(dpa) - Even Ernesto "Che" Guevara came up Sunday in a women's volleyball game between left-leaning allies and friends Cuba and Venezuela.
As expected, Cuba won 3-0 (25-20, 25-20 and 25-19) to finish the tournament's opening round unbeaten. Venezuela were eliminated with five consecutive defeats. But there was a lot more on court than just sport.
"It was a game between countries who are friends," said Cuban-born Venezuela coach Tomas Fernandez.
"Although, as Ernesto Guevara said, 'Friendship ends where duty starts.' And we are representing the Venezuelan people here," Fernandez told Deutsche Presse-Agentur dpa, with reference to the Argentine-born Cuban revolutionary hero.
He admitted that the game was hard.
" Cuba is our master, our guide," Fernandez explained.
He was talking about volleyball, although the phrase could have suited socialist Venezuelan President Hugo Chavez when talking about the communist island led for close to half-a-century by Fidel and Raul Castro.
The players have close ties with each other too, since the Venezuelan team - which had never taken part in a Olympic volleyball tournament - prepared itself for Beijing 2008 in Cuba.
"We have spent a lot of time in Cuba, we even know the players' homes.

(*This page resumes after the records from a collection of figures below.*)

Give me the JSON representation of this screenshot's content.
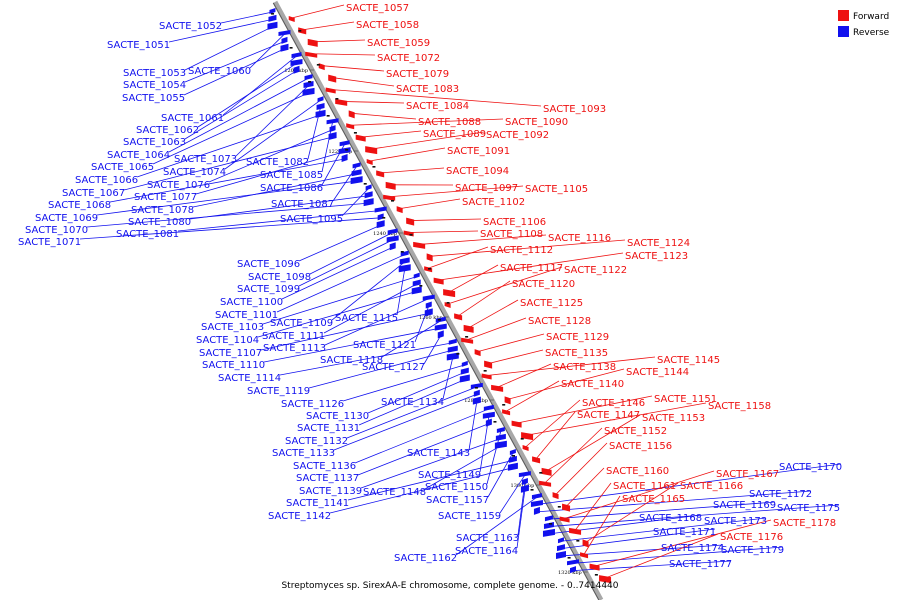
{
  "caption": "Streptomyces sp. SirexAA-E chromosome, complete genome. - 0..7414440",
  "legend": [
    {
      "label": "Forward",
      "color": "#ee1111"
    },
    {
      "label": "Reverse",
      "color": "#1111ee"
    }
  ],
  "axis_ticks": [
    "1200 kbp",
    "1220 kbp",
    "1240 kbp",
    "1260 kbp",
    "1280 kbp",
    "1300 kbp",
    "1320 kbp"
  ],
  "reverse_genes": [
    "SACTE_1052",
    "SACTE_1051",
    "SACTE_1053",
    "SACTE_1060",
    "SACTE_1054",
    "SACTE_1055",
    "SACTE_1061",
    "SACTE_1062",
    "SACTE_1063",
    "SACTE_1064",
    "SACTE_1073",
    "SACTE_1065",
    "SACTE_1074",
    "SACTE_1082",
    "SACTE_1066",
    "SACTE_1085",
    "SACTE_1076",
    "SACTE_1067",
    "SACTE_1086",
    "SACTE_1077",
    "SACTE_1068",
    "SACTE_1087",
    "SACTE_1078",
    "SACTE_1069",
    "SACTE_1095",
    "SACTE_1080",
    "SACTE_1070",
    "SACTE_1081",
    "SACTE_1071",
    "SACTE_1096",
    "SACTE_1098",
    "SACTE_1099",
    "SACTE_1100",
    "SACTE_1101",
    "SACTE_1109",
    "SACTE_1115",
    "SACTE_1103",
    "SACTE_1111",
    "SACTE_1104",
    "SACTE_1113",
    "SACTE_1121",
    "SACTE_1107",
    "SACTE_1118",
    "SACTE_1110",
    "SACTE_1127",
    "SACTE_1114",
    "SACTE_1119",
    "SACTE_1134",
    "SACTE_1126",
    "SACTE_1130",
    "SACTE_1131",
    "SACTE_1132",
    "SACTE_1133",
    "SACTE_1143",
    "SACTE_1136",
    "SACTE_1149",
    "SACTE_1137",
    "SACTE_1150",
    "SACTE_1139",
    "SACTE_1148",
    "SACTE_1157",
    "SACTE_1141",
    "SACTE_1142",
    "SACTE_1159",
    "SACTE_1163",
    "SACTE_1164",
    "SACTE_1162",
    "SACTE_1170",
    "SACTE_1172",
    "SACTE_1169",
    "SACTE_1175",
    "SACTE_1168",
    "SACTE_1173",
    "SACTE_1171",
    "SACTE_1174",
    "SACTE_1179",
    "SACTE_1177"
  ],
  "forward_genes": [
    "SACTE_1057",
    "SACTE_1058",
    "SACTE_1059",
    "SACTE_1072",
    "SACTE_1079",
    "SACTE_1083",
    "SACTE_1093",
    "SACTE_1084",
    "SACTE_1088",
    "SACTE_1090",
    "SACTE_1089",
    "SACTE_1092",
    "SACTE_1091",
    "SACTE_1094",
    "SACTE_1097",
    "SACTE_1105",
    "SACTE_1102",
    "SACTE_1106",
    "SACTE_1108",
    "SACTE_1116",
    "SACTE_1124",
    "SACTE_1112",
    "SACTE_1123",
    "SACTE_1117",
    "SACTE_1122",
    "SACTE_1120",
    "SACTE_1125",
    "SACTE_1128",
    "SACTE_1129",
    "SACTE_1135",
    "SACTE_1145",
    "SACTE_1138",
    "SACTE_1144",
    "SACTE_1140",
    "SACTE_1151",
    "SACTE_1158",
    "SACTE_1146",
    "SACTE_1147",
    "SACTE_1153",
    "SACTE_1152",
    "SACTE_1156",
    "SACTE_1160",
    "SACTE_1167",
    "SACTE_1161",
    "SACTE_1166",
    "SACTE_1165",
    "SACTE_1178",
    "SACTE_1176"
  ]
}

It is the Cuban school of the past 40 years that we stand for, so we had mixed feelings in today's game," Fernandez said.
Beyond volleyball, Venezuela's sports policy is closely linked to that of its ally, and the two countries frequently exchange coaches.
Before 3,500 spectators in Beijing, Venezuela tried to implement a 4-2 system, which Fernandez defined as "typical of Cuba." But that was about as far as the similarities went.
Cuba won an easy game, its fifth consecutive victory in the 2008 Olympics. Gold medallists of Barcelona 1992, Atlanta 1996 and Sydney 2000, and bronze-winners in Athens 2004, they are already thinking of its quarterfinals tie against the loser of the match between Serbia and Russia.
"We came here to win the gold medal," said Cuban coach Antonio Perdomo.
With different expectations, Venezuela leaves Beijing early, but pleased. "It was still a good experience. We learnt a lot," Fernandez noted.
He might as well have added the Che Guevara classic "Until victory, always.